The capital of the state is Springfield, not Chicago or Harrisburg. This governor flies into Springfield on a taxpayer-paid plane and out again the same day. He uses the state aircraft like a taxi. Speaking of offering proposals, Sen. Bomke has proposed grounding Air Blagojevich to one flight a week.
Mr. Fisher proposed sending another Blagojevich Democrat to the state Senate. That is the last thing we need. We need to keep Sen. Bomke in office.
ALL LIT UP
Everyone is saying how high their electric bills are, while Ameren reaps record profits. We are forever trying to think of ways to cut down on our bill so we can afford to pay it. These include turning our thermostats down in the winter lower than we've ever had them before and trying the new energy-saving lightbulbs. Why can't Ameren do their part? I tried calling Ameren and got no results. Why, on this bright sunny day at noon with barely a cloud in the sky, are the highway lights behind my house on I-72 going out of Decatur to the west toward Springfield all lit up as far as I can see, burning away and using up electricity unnecessarily?
PROTECT THE CHILDREN
Recently, the Illinois House restored more than $218 million in cuts to
vital human services made by the governor, including more than $27
million to the Illinois Department of Children and Family Services. As a
private human service organization dedicated to protecting children and
strengthening families, Kids Hope United is greatly appreciative.

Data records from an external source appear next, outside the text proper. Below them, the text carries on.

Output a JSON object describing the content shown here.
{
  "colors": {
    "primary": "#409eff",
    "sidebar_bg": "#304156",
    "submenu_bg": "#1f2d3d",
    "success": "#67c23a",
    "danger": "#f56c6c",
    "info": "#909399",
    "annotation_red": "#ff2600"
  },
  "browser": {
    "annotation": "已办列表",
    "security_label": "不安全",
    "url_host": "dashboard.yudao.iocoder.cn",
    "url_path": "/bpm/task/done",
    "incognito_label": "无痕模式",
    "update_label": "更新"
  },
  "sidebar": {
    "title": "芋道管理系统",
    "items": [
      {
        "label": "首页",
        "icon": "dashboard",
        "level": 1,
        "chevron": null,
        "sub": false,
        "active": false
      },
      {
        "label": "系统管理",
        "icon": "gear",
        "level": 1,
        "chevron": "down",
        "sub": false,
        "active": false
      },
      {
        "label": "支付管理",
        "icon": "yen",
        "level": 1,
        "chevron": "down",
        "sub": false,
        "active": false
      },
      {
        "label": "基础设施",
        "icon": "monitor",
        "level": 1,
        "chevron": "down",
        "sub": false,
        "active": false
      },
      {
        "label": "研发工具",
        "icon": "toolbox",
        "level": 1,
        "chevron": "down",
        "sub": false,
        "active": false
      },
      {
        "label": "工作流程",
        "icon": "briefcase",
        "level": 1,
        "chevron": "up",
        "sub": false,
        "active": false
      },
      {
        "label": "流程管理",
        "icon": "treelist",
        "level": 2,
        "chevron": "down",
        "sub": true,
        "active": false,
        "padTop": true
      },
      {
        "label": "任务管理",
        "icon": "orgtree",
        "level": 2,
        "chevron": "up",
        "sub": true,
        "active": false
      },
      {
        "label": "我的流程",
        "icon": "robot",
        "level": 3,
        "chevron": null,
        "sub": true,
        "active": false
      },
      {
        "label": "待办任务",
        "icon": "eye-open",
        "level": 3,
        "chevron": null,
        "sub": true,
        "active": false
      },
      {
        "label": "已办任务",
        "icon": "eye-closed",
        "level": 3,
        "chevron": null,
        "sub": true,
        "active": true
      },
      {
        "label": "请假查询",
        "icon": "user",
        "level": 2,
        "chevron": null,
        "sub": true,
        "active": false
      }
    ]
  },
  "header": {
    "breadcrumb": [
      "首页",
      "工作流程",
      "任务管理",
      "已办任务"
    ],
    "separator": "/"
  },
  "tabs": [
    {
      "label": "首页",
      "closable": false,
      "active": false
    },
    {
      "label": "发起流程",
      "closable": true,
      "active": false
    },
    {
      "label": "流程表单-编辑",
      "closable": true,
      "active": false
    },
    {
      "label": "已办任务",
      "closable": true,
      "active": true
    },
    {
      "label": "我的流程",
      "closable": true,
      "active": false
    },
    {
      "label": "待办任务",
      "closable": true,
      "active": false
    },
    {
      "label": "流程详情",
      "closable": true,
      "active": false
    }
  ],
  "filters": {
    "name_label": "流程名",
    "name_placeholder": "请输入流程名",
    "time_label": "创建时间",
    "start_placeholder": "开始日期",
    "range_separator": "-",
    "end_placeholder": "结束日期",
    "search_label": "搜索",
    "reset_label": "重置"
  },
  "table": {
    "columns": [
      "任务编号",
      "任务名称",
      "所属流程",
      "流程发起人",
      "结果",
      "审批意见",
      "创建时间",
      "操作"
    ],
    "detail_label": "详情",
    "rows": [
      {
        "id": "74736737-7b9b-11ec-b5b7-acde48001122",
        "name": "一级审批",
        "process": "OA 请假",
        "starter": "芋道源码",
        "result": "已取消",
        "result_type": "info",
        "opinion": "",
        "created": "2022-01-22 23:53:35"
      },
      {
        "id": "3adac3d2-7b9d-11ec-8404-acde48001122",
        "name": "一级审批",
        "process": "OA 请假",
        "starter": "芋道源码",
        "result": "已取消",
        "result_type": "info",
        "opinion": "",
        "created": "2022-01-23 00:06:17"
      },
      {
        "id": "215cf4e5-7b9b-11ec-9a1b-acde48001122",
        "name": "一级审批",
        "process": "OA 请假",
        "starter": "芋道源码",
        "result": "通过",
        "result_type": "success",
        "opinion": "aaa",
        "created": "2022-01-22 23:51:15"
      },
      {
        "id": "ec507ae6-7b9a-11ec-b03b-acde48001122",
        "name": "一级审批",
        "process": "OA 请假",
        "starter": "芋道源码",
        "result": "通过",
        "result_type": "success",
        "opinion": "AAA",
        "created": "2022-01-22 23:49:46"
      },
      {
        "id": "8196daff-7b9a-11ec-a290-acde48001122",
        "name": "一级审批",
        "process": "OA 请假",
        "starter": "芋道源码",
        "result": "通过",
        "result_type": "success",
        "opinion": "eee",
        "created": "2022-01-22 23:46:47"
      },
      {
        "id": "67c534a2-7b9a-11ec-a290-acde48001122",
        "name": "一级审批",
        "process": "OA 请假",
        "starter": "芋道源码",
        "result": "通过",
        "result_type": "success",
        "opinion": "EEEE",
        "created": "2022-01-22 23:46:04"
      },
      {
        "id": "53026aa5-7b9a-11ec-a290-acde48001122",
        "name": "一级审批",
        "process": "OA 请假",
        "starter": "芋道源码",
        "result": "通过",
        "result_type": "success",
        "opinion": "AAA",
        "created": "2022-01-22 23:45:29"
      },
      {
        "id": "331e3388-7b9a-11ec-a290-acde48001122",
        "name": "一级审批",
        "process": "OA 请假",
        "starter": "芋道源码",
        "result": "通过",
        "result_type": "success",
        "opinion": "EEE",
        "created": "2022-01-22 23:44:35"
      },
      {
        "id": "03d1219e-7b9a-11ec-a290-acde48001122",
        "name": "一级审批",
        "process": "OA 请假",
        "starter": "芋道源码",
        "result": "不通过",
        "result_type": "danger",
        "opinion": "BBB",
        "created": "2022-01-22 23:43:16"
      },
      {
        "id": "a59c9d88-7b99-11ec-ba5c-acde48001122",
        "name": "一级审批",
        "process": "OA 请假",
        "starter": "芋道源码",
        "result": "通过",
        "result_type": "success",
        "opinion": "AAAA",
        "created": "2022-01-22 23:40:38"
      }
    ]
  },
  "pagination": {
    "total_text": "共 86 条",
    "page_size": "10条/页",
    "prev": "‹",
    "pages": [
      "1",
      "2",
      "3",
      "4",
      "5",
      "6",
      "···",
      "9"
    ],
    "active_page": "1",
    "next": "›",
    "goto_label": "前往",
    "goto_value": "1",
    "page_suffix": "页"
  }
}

This is a step in the right direction, but funding needs to be fully
restored — and as soon as possible.
To date, the Illinois Department of Children and Family Services has
experienced a total of more than $45 million in cuts that will affect a
variety of programs, including residential, independent living, foster
care, counseling and adoption support programs. These are all programs
that support the security and well-being of children and families in the
face of their difficult personal obstacles now and in the future.
Kids Hope United alone faces a 42 percent cut to System of Care funding
that will cost us $800,000 in fiscal year 2009. System of Care works to
stabilize children in their foster homes to prevent unnecessary changes
in placement — keeping children from "bouncing around" from foster
home to foster home. Such a cut will force us to cut in half our staff
serving 25 counties and, consequently, serve fewer vulnerable children
Though legislators are increasingly faced with making hard decisions
during this tough economic time, it is imperative that we protect our
most vulnerable citizens — our children.